Peripheral administration of compounded calcium chloride is associated with a low incidence of IV infusion site reactions


#IVTEAM #Intravenous literature: Anger, K.E., Belisle, C., Colwell, M.B., Dannemiller, R., Alawadhi, B., Wilkocki, A. and Szumita, P.M. (2013) Safety of Compounded Calcium Chloride Admixtures for Peripheral Intravenous Administration in the Setting of a Calcium Gluconate Shortage. Journal of Pharmacy Practice. December 10th. [epub ahead of print].

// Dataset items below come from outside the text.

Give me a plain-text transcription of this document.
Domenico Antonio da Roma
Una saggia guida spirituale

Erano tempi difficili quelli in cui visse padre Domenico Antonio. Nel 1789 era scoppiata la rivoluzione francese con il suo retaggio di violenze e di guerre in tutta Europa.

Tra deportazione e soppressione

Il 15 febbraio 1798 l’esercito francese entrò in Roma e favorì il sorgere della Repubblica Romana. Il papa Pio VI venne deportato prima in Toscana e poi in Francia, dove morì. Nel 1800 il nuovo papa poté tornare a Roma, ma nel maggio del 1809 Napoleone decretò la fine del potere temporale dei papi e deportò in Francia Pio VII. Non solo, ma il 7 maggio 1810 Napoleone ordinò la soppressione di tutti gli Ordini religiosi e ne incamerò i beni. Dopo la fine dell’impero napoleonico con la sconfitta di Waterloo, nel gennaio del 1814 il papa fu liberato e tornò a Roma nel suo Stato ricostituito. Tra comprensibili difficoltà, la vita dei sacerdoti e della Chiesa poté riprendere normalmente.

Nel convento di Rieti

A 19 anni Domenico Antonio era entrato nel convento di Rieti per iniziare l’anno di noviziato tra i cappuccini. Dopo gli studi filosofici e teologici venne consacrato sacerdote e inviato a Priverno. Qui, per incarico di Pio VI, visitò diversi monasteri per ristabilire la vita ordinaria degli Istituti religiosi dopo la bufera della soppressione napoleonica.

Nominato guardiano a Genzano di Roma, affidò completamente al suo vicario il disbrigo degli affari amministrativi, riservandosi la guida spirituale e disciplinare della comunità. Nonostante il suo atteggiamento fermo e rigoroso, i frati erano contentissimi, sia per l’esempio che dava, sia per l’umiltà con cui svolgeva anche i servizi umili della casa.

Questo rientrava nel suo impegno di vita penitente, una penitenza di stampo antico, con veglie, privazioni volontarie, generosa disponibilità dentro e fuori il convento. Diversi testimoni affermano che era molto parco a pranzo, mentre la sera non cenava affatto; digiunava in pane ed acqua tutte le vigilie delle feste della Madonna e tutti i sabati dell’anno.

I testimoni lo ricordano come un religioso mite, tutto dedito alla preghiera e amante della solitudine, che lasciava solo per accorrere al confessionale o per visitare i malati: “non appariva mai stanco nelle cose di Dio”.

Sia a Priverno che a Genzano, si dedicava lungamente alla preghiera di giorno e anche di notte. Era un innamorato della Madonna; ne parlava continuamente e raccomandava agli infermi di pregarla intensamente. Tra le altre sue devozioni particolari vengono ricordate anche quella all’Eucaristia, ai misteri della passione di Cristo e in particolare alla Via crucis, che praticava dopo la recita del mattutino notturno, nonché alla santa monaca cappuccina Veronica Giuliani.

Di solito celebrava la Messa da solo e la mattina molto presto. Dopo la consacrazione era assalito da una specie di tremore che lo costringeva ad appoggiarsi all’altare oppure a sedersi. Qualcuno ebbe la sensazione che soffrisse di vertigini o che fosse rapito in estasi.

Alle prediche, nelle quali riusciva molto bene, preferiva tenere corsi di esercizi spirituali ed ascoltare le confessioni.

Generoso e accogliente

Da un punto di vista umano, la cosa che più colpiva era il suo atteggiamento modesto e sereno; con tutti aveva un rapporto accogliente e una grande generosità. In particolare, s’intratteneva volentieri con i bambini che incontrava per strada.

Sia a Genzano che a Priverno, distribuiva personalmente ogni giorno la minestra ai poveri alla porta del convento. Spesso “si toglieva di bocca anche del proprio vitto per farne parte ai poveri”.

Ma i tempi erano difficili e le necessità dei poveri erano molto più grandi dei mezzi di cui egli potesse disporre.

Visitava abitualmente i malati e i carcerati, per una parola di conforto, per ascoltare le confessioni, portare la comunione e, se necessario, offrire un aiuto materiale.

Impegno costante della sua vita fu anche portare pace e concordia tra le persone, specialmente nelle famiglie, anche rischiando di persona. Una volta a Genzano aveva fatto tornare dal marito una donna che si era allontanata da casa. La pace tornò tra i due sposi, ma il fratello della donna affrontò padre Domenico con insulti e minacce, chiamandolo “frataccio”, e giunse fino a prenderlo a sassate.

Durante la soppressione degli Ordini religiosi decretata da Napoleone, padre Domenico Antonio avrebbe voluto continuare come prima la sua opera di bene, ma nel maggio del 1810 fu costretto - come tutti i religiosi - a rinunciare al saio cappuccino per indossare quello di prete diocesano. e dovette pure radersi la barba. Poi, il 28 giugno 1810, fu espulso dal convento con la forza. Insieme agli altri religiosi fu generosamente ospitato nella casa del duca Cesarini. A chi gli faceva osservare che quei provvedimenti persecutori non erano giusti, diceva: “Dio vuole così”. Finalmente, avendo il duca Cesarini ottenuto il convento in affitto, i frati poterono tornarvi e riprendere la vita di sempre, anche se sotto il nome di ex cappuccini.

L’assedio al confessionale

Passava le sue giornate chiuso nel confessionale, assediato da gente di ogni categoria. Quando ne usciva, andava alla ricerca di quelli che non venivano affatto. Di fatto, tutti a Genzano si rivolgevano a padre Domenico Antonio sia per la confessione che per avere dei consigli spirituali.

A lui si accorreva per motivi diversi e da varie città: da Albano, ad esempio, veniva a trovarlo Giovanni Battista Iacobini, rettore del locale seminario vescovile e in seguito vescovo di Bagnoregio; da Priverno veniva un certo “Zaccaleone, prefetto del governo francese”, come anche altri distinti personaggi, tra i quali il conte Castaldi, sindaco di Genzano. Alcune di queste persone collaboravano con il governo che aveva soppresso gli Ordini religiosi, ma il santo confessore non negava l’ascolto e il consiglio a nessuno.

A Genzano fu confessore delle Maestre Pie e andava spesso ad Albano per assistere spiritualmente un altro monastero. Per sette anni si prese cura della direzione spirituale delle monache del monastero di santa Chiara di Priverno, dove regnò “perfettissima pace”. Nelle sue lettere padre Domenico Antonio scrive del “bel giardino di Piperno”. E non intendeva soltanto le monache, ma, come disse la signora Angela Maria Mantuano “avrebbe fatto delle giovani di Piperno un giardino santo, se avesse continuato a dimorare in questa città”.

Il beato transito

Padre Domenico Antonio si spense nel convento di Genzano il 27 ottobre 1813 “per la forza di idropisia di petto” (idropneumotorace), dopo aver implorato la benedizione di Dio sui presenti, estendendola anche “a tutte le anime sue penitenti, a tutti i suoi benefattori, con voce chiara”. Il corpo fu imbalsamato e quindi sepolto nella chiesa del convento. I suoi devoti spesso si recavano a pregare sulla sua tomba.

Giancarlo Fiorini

Calcium gluconate is preferred over calcium chloride for intravenous (IV) repletion of calcium deficiencies in the inpatient setting. In the setting of a national shortage of IV calcium gluconate, our institution implemented a compounded calcium chloride admixture for IV administration. The objective of this analysis is to evaluate the peripheral infusion site safety of compounded IV calcium chloride admixtures in adult inpatients. A total of 222 patients, encompassing 224 inpatient admissions, from April to June 2011 were retrospectively reviewed. Sterile preparations of calcium chloride in 5% dextrose (600 mg/250 mL and 300 mg/100 mL) were used during the study time period. Adverse infusion site reactions were assessed using an institutional infiltration and phlebitis grading system. A total of 333 doses were administered peripherally. In all, 4 (1.8%) patients experienced a moderate to severe infusion site reaction, with 3 due to phlebitis and 1 due to infiltration. Naranjo Nomogram for Adverse Drug Reaction Assessment classified all 4 reactions to have a possible link to calcium chloride administration. Peripheral administration of compounded calcium chloride admixtures in 5% dextrose is associated with a low incidence of IV infusion site reactions and can be considered as an alternative in the event of a calcium gluconate shortage.